"Reichsdruckerei" Briefkastenfirma für Reichsbürger-"Pässe" in Kaarst

Düssseldorf/Kaarst · 2000 Reichsbürger gibt es in NRW, eine der aktivsten Gruppen sitzt laut Landesinnenministerium in Kaarst. Über eine Auto-Werkstatt können "Reichsdokumente" bestellt werden.

Wer das Deutsche Reich sucht, soll in einer Seitenstraße im Kaarster Stadtteil Vorst fündig werden. Hier haben das "Reichsamt" und die "Reichsdruckerei" ihren Sitz. So steht es im Internet. Doch vor Ort findet man hier keinen prunkvollen Regierungssitz, sondern eine alte Montagehalle, eine Autowerkstatt und ein Wohnhaus.

Alles gehört KFZ-Meister Peter Holzapfel, in Kaarst bekannt durch Spendenaktionen für Afrika und die Entwicklung alternativer Automotoren – über beides berichtete auch unsere Redaktion. Doch gleichzeitig ist Holzapfel auch einer von knapp 2000 Reichsbürgern in NRW. "Ich bin nicht linientreu", sagt er selbst im Gespräch.

Reichs-Reisepass für 90 Euro

Seinen Berufstitel habe ihm die BRD GmbH verliehen, der Staat sei nicht souverän, sondern sei eine Firma – eine bekannte Argumentation der Reichsbürger. Als Beispiel nennt der KFZ-Meister die Aufträge, die seine Werkstatt von der Stadt Kaarst erhält: "Die sprechen von Firmenwagen. Auch die Stadt Kaarst sieht sich als Firma." In der Verwaltung selbst bestreitet man, bei Holzapfel überhaupt Autos reparieren zu lassen, und will die Behauptung prüfen.

Unstrittig ist jedenfalls, dass das Gelände der Werkstatt als Briefkasten für die "Deutsche Reichsdruckerei" fungiert. Hier können "Reichspersonenausweise", "Reichs-Fahrerlaubnisse" (für jeweils 30 Euro) oder auch "Reichs-Reisepässe" (für 90 Euro) beantragt werden. Auch Holzapfel besitzt ein solches "echtes staatliches Reichsdokument". Den Druck und Vertrieb übernimmt sein Mitstreiter – "ein normaler, vernünftiger Typ, der irgendwo im Großraum Frankfurt wohnt", sagt Holzapfel.

Zu seiner "Interessensgemeinschaft", wie der Kaarster selbst sagt, gehören sieben bis zehn Leute, regelmäßig treffe man sich in Mönchengladbach. Das Innenministerium NRW nennt die "Gemeinschaft" in einer Antwort auf eine Kleine Anfrage der Grünen als eine der sieben aktivsten Reichsbürger-Gruppen im Land. Der Verfassungsschutz beobachtet sie seit Jahren und beschreibt sie als "Kleinstgruppe" mit "wirtschaftlichem Interesse". Holzapfel jedoch sagt: "Bundesweit sind wir viele."

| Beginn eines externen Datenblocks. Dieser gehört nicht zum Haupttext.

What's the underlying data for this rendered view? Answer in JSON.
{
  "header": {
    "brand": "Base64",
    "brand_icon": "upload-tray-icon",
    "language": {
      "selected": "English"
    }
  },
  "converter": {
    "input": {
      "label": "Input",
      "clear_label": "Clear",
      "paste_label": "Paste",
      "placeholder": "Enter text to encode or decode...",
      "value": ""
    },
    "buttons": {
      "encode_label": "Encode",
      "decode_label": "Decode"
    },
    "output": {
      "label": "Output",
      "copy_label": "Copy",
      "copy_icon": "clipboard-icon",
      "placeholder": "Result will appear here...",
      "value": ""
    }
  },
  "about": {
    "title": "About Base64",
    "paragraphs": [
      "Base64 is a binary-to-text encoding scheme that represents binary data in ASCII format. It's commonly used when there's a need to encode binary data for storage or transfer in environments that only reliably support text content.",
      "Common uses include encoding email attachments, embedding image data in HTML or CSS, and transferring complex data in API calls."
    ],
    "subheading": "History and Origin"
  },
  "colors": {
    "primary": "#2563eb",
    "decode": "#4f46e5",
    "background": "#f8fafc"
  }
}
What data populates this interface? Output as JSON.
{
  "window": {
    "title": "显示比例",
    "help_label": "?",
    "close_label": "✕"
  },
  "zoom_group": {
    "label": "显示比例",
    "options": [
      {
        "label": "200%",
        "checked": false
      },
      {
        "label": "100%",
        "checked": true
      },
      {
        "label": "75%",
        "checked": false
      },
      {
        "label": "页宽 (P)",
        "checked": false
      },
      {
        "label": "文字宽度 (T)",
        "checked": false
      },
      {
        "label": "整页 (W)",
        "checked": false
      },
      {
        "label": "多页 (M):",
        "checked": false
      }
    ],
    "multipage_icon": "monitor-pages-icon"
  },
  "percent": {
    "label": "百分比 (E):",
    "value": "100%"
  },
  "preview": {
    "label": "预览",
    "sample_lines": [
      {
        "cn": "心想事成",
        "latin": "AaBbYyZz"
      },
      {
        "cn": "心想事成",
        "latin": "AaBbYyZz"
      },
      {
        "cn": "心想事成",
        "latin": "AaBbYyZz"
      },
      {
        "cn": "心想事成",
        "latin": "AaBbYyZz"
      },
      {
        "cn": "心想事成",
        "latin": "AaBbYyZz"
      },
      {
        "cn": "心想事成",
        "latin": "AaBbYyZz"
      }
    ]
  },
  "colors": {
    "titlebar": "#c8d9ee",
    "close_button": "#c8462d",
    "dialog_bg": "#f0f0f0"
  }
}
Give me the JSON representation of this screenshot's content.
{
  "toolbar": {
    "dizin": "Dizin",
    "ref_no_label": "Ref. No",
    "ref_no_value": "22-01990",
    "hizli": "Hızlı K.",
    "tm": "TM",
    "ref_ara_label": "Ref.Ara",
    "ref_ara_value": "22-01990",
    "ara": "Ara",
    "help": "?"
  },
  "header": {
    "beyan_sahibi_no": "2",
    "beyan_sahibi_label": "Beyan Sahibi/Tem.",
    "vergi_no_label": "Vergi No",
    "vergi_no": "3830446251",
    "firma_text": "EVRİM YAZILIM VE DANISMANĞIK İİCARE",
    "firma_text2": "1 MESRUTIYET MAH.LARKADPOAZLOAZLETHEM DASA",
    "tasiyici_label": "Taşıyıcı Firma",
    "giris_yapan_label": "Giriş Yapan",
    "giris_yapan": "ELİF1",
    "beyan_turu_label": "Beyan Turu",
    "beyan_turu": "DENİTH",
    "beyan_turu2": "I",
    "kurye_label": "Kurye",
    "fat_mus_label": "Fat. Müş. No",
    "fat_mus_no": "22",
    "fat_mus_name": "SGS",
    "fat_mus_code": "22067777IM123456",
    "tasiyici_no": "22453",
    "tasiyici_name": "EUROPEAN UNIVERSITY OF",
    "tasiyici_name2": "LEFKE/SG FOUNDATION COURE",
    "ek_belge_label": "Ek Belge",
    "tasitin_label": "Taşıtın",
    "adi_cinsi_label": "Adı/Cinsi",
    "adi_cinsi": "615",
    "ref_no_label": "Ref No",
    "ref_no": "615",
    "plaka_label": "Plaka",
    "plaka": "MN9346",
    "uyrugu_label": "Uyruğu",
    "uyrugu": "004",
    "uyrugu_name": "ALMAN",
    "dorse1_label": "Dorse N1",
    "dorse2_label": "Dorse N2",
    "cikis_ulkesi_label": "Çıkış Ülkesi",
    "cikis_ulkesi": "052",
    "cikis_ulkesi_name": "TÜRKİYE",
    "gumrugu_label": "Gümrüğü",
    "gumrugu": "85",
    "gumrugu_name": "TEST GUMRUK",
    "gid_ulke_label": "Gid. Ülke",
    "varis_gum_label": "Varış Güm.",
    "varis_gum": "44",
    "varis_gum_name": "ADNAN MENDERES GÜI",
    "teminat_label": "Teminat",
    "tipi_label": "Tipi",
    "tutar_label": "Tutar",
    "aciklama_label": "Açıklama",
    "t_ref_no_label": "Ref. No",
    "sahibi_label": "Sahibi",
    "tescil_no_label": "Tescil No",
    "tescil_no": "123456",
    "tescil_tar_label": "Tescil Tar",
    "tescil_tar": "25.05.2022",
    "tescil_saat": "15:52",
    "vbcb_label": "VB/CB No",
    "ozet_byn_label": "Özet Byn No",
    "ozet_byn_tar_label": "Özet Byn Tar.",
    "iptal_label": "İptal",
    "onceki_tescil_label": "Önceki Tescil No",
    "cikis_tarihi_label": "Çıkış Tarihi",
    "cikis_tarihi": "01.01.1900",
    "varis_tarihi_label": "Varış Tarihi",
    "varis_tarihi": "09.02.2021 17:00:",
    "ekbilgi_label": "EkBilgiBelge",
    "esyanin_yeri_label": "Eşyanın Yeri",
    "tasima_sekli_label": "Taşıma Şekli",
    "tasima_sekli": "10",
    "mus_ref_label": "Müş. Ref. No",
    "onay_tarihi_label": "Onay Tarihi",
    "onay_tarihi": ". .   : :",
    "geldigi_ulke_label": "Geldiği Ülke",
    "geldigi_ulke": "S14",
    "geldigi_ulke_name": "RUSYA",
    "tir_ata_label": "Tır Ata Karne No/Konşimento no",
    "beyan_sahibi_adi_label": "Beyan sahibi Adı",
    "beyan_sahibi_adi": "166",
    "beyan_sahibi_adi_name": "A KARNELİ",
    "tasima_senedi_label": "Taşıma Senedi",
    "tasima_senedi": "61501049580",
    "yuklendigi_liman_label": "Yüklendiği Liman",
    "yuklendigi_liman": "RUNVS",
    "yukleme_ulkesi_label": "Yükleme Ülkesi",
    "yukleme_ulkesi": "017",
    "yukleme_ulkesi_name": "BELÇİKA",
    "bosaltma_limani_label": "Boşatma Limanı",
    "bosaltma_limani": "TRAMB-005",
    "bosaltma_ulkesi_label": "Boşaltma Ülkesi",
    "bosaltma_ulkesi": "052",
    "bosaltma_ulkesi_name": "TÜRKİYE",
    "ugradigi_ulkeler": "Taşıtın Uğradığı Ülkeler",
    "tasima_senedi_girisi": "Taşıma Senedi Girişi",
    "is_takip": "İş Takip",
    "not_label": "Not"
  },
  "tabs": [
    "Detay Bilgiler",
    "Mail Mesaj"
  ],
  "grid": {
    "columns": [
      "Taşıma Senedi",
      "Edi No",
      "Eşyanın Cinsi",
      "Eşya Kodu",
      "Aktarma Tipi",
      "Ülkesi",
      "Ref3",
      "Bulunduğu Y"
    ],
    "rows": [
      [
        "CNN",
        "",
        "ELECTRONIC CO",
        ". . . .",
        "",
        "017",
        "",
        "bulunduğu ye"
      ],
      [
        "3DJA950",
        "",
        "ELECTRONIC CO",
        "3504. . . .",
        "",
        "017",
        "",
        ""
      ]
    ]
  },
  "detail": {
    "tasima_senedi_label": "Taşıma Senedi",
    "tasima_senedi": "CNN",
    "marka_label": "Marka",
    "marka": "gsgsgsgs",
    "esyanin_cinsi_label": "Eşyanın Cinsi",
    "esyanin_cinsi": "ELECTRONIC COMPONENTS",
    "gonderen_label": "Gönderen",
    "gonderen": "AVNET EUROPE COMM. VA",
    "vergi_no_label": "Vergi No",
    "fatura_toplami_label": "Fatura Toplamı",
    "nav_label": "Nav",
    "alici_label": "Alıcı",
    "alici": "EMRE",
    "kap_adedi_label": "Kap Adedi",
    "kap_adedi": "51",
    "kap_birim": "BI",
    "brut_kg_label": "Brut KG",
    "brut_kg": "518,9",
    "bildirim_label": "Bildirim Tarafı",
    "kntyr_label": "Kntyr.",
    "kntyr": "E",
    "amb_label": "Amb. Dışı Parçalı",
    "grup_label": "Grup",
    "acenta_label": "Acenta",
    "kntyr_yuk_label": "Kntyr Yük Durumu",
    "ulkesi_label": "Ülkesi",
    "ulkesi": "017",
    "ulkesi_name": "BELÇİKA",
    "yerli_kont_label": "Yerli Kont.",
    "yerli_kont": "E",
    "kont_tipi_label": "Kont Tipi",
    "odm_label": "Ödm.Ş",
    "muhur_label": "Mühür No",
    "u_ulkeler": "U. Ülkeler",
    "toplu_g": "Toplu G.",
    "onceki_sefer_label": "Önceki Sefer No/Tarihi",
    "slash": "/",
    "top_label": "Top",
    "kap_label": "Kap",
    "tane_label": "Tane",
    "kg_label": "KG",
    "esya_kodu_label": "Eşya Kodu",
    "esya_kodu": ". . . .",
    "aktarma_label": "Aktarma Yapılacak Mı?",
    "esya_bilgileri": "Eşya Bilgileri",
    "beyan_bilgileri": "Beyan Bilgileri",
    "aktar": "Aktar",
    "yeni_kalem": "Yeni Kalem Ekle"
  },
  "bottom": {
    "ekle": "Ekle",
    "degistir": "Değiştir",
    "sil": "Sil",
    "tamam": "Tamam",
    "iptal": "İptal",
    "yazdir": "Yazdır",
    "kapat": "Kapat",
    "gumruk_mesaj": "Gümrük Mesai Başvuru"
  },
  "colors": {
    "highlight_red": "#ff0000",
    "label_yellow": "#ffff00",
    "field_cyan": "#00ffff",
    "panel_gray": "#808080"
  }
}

Holzapfel: "Einen eigenen Staat auszurufen ist kompletter Blödsinn"

Tatsächlich will der Verfassungsschutz bundesweit 12.600 Reichsbürger identifiziert haben – teils mit hochgefährlichem Verhalten. So erschoss ein Reichsbürger im Oktober 2016 in Bayern einen Polizisten, in Sachsen-Anhalt wurde ein Beamter beim Versuch, einen Räumungsbefehl durchzusetzen, von einem Reichsbürger erschossen. In NRW zählten die Behörden im Mai diesen Jahres 143 Sympathisanten mit Waffenschein.

Von solchen Aktionen wollen sich der Kaarster und seine Mitstreiter klar distanzieren. Zumal Holzapfel selbst nicht mal den deutschen Staat ablehne. "Einen eigenen Staat auszurufen ist kompletter Blödsinn", sagt er. Unter Reichsbürgern eine ungewöhnliche Ansicht. Unerklärt bleibt, wie das mit der "Reichsdruckerei" auf seinem Gelände zusammenpasst.

Genauso unklar ist, wie seine Mitgliedschaft in einer vom Verfassungsschutz beobachteten Gruppe und seine Position als zweiter Vorsitzender der Afrika-Hilfe zusammenpassen. Holzapfel selbst sagt: "Wir helfen dort, wo die Spendengelder des Staats versickern." Im vergangenen Jahr sammelte die Organisation 4000 Euro Spenden und baute davon einen Brunnen in Kenia. Doch der frühere Geschäftsführer Manfred Stranz sagt heute über Holzapfel: "Ich wusste von seiner Ideologie, seinem Reichspass und bin vor einem Jahr ausgetreten."